墨明接过了手机,点开了图片。旁边的有点木纳的自己的晚辈们,一个摇晃着蹭着自己的衣服,手里不知道为什么还拿着一张试卷;另一个捂住眼睛,缩进了沙发里,穿着拖鞋死命地踢着靠背,嘴里还呜哩哇啦地叫着。
有点像是一年前的自己等结果的样子。墨明稍微看了两眼,就随口称赞了几句。
总觉得自己一点都不诚心,还说些给人希望的黑话。想要补充些什么,但孩子们已经被奖励了手机游玩的权利,所以没有下文了。响彻客厅的是那几首短视频神曲,试卷也飘落到了墨明回房间的路上了。
捡起试卷一看,发现自己已经不会做了。墨明皱皱眉头,决定还是让这些小孩子感受一下大人的怨气。
“哎呀,这么早就要走吗?不留下来吃个晚饭?”老人挽留着满脸苍老的孩子们的家长。她刚才因为孩子们完成了试卷而有了意外的笑容。
“晚上还有培训班呢。今天儿童节放假嘛,白天的课我们接送不了,晚上的肯定不能落下嘛!”
为什么晚上的课就要上呢?墨明没问出这个很失礼很突兀的问题。倒是孩子们很振奋地说,晚上的课很有趣,能学到很多知识。
好懂事啊!既然那么成熟了,所以他们的眼神里,也会有自己现在才会有的疲惫嘛。墨明觉得这很合理。就算不合理,那算作自己自作多情罢了。年轻的时候要多吃苦,年轻人墨明想着。
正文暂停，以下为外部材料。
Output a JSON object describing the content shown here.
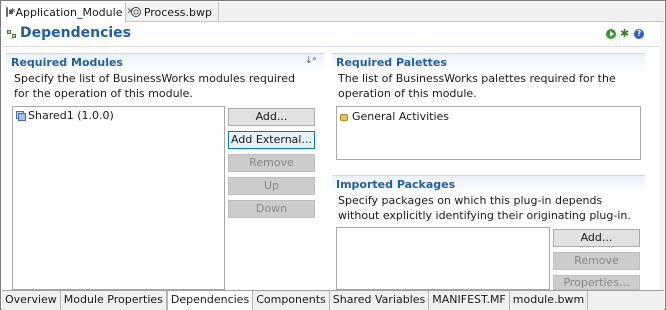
{
  "editor_tabs": [
    {
      "label": "*Application_Module",
      "close": "✕"
    },
    {
      "label": "Process.bwp"
    }
  ],
  "header": {
    "title": "Dependencies"
  },
  "required_modules": {
    "title": "Required Modules",
    "description": "Specify the list of BusinessWorks modules required for the operation of this module.",
    "items": [
      "Shared1 (1.0.0)"
    ],
    "buttons": {
      "add": "Add...",
      "add_external": "Add External...",
      "remove": "Remove",
      "up": "Up",
      "down": "Down"
    }
  },
  "required_palettes": {
    "title": "Required Palettes",
    "description": "The list of BusinessWorks palettes required for the operation of this module.",
    "items": [
      "General Activities"
    ]
  },
  "imported_packages": {
    "title": "Imported Packages",
    "description": "Specify packages on which this plug-in depends without explicitly identifying their originating plug-in.",
    "buttons": {
      "add": "Add...",
      "remove": "Remove",
      "properties": "Properties..."
    }
  },
  "bottom_tabs": [
    "Overview",
    "Module Properties",
    "Dependencies",
    "Components",
    "Shared Variables",
    "MANIFEST.MF",
    "module.bwm"
  ],
  "active_bottom_tab": "Dependencies",
  "colors": {
    "accent": "#1f5faa",
    "focus_border": "#0078d7"
  }
}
这些都没留在墨明的脑海里太久,就被其它更加有趣,更加迫切的事情替代了。
明明是夺走了自己一般的幸福的存在(墨明这么相信),却给予了自己可以支持下去的小小幸福,最邪恶的事物不过如此。发着光亮的屏幕,很快就可以自己完成一切工作了。那个时候,一定就是人类的乌托邦了吧。
墨明欢快地在屏幕的光点之间,在红绿蓝三原色的像素组成的幻境之中,游览着、陶醉着。和置顶之人的电话,宛若与另一个世界的谜之声交流,洒脱,空灵。那个声音依旧亲切温柔,但也暗藏着无法被抚平的不安。墨明笑着安慰了同是天涯沦落人的另一头声音——他们两个,其实已经在超出文字表面意义上的理念中,和解了。
理性与感性的轮回让墨明在各种意义上舒缓了自己的身心后,迎来了短暂的句号。
墨明的脑中的不安,已经被信息的洪流和肉体的愉悦所化解完毕。无论是真是假,都已经让墨明达成了自己最想要达成的目的。
而一切的回响,在悄然之中从碎片重新变成了整体,在不受控制的神经电信号传递之间,化作了被太阳照射就会破碎的肥皂泡。
墨明又梦到了自己的中学时代。
今天是儿童节。老师说,因为你们才刚进入中学,所以在我眼里,你们都还算是儿童。所以,给你们一套新卷子,庆祝一下儿童节吧!记得要把志愿填好哦,下周就有面试了!
墨明拉着自己同桌的手,对老师说,让我们的孩子来写吧!说着,墨明变成了小孩,然后开始写起了梵高的一生。最后画出来的图像,是一个推着婴儿车的孕妇。里面是嗷嗷待哺的小婴儿。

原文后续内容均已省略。